Ele colocou o celular sobre o painel e ficou batucando no volante. Ao chegar à portaria, Michela olhou para ambos os lados e não o viu.
- Deve ser pegadinha sem graça dele – pensou.
Ela pegou o celular no bolso do jeans e discou o número de Junior.
- Hei, fala sério! Onde você está?
- Estou aqui, bem em frente ao condomínio, olhe para rua – disse ele apertando o botão para abrir o vidro - está vendo do outro lado da rua uma pick-up Mitsubishi preta, cabine dupla com um gatão ao volante falando ao celular?
- Estou, - e ela riu alto.
- Sou eu, garota.
- Não acredito, é você mesmo?
-Venha aqui conferir.
Depois de olhar se não vinha vindo nenhum carro, Michela desceu a calçada e atravessou depressa.
- Que beleza! – disse ela ao se aproximar – de quem é?
- É minha, meu pai me deu de presente agora à noite. Faz a volta, entra aqui e vamos dar uma volta.
- Só se for agora.
Michela entrou no carro e, sem cerimônia, deu um beijo na boca de Junior. Ele nem ficou surpreso, apenas ligou o carro e seguiu em frente.
- Que barato! - disse Michela – você chegou e o carro já estava lá na garagem?
- Foi... bem, na verdade, estava rolando uma grande festa com músicos, champanhe e tudo o mais. Eu fiquei bastante surpreso, pois já faz uns cinco anos ou mais que papai não oferece uma recepção assim em casa.
- E ele disse o motivo da festa e de tal presente?
- Sim, é por ser o primeiro dia de minha Irmã na faculdade e por meus 21 anos a se completarem no fim do verão.
Michela ficou calada por um momento tentando assimilar todas as informações recebidas.
- Fico feliz por mim e por você.
Junior não entendeu bem o que ela disse. Olhou para ela interrogativamente, mas ela apenas lhe sorriu.
- Não entendi o que você quis dizer com o estar feliz por mim e por você.
- Simples, estou feliz por você estar feliz com o presente que ganhou e feliz por você ter vindo compartilhar a sua alegria comigo.
- Sei... – disse ele, mas com um pequeno sarcasmo na voz.
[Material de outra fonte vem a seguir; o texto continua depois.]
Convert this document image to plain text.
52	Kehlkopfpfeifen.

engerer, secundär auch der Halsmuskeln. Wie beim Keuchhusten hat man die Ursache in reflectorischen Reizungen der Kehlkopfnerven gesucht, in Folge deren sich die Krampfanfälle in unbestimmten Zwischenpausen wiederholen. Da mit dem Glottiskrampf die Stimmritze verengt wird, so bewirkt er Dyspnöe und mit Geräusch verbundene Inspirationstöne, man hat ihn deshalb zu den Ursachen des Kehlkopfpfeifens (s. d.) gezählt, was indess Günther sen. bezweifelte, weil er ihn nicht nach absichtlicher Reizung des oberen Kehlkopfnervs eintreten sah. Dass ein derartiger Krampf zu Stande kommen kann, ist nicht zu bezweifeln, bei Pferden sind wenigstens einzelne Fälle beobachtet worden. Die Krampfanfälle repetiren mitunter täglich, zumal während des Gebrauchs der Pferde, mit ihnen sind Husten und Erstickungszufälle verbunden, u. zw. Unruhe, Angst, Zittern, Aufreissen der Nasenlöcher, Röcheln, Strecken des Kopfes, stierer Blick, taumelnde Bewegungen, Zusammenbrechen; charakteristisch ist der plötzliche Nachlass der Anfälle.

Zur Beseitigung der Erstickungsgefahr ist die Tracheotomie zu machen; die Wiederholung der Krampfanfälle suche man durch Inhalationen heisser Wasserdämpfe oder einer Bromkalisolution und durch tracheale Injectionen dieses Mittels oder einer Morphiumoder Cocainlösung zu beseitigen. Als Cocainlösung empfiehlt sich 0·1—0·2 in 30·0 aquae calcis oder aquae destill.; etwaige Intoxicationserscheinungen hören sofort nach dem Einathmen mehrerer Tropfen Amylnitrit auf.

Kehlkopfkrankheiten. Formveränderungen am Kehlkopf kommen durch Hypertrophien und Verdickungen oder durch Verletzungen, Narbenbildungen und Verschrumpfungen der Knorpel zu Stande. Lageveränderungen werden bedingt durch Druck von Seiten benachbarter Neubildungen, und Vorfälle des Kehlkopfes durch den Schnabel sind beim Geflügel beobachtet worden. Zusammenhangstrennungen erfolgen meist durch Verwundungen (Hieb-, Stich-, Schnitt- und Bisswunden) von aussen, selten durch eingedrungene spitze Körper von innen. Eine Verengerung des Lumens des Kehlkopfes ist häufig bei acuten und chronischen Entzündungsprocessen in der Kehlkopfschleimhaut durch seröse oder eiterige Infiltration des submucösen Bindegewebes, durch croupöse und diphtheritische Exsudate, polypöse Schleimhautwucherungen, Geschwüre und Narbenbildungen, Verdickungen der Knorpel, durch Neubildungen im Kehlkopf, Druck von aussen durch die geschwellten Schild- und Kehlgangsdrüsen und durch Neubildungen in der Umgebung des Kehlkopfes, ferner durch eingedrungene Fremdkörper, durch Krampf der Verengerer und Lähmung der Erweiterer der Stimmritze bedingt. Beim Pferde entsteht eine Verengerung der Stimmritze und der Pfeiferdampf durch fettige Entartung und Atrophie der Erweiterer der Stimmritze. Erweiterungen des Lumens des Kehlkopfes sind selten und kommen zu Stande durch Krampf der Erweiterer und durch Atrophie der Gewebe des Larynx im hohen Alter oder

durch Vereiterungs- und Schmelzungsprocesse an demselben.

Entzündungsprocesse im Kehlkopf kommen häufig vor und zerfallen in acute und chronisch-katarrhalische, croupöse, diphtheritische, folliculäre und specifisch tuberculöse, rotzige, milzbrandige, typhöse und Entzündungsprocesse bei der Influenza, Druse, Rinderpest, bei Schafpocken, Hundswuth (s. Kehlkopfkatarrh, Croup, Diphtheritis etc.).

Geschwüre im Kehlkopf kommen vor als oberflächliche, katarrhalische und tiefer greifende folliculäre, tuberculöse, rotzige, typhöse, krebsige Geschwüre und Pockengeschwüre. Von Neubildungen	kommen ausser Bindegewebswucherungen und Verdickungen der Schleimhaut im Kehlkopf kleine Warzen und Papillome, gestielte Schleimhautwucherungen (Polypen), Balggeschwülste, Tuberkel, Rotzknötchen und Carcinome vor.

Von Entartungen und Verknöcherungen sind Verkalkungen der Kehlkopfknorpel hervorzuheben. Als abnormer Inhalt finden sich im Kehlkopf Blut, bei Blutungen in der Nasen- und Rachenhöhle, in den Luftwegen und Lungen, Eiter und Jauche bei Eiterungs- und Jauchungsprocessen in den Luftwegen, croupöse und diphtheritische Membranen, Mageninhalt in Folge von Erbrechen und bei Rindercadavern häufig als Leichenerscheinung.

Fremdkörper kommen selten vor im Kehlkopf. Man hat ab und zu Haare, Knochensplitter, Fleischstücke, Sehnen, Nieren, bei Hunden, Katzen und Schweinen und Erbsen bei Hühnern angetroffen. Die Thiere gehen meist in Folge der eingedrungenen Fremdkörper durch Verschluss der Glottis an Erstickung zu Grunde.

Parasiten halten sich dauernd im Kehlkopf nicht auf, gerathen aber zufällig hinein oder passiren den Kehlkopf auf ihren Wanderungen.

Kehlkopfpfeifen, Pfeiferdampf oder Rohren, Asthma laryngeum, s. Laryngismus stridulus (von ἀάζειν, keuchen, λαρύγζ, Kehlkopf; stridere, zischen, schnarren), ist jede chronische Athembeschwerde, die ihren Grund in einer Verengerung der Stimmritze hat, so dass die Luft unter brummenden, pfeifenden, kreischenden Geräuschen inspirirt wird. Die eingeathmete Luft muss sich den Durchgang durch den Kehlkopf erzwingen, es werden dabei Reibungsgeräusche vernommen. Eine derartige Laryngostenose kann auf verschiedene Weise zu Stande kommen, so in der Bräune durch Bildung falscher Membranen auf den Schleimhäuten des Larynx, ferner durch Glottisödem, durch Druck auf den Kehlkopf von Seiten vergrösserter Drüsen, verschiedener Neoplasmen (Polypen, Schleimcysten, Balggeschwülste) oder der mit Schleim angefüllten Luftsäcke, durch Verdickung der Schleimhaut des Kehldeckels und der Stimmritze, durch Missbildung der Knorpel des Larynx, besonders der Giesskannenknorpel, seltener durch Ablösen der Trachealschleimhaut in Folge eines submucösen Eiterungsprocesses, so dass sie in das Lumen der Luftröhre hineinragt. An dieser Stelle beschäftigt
- Verdade, eu imaginei que depois do que aconteceu ainda pouco... quero dizer.... pelo fato de eu ter gerado grande expectativa em você por termos ido a um motel e, depois de já estarmos lá dentro, eu ter recuado... ter dado para trás... bom, pensei que você fosse ficar com raiva de mim para o resto da vida, mas o fato de estar aqui agora me mostrou que não.
Junior não argumentou de imediato, primeiro ponderou consigo mesmo que, na verdade, nem sabia como viera parar em frente do prédio dela, apenas saíra dirigindo sem rumo e, quando dera por si, ele já estava ali. Ele até poderia não dizer aquilo em palavras, mas tinha certeza que ela era especial para ele.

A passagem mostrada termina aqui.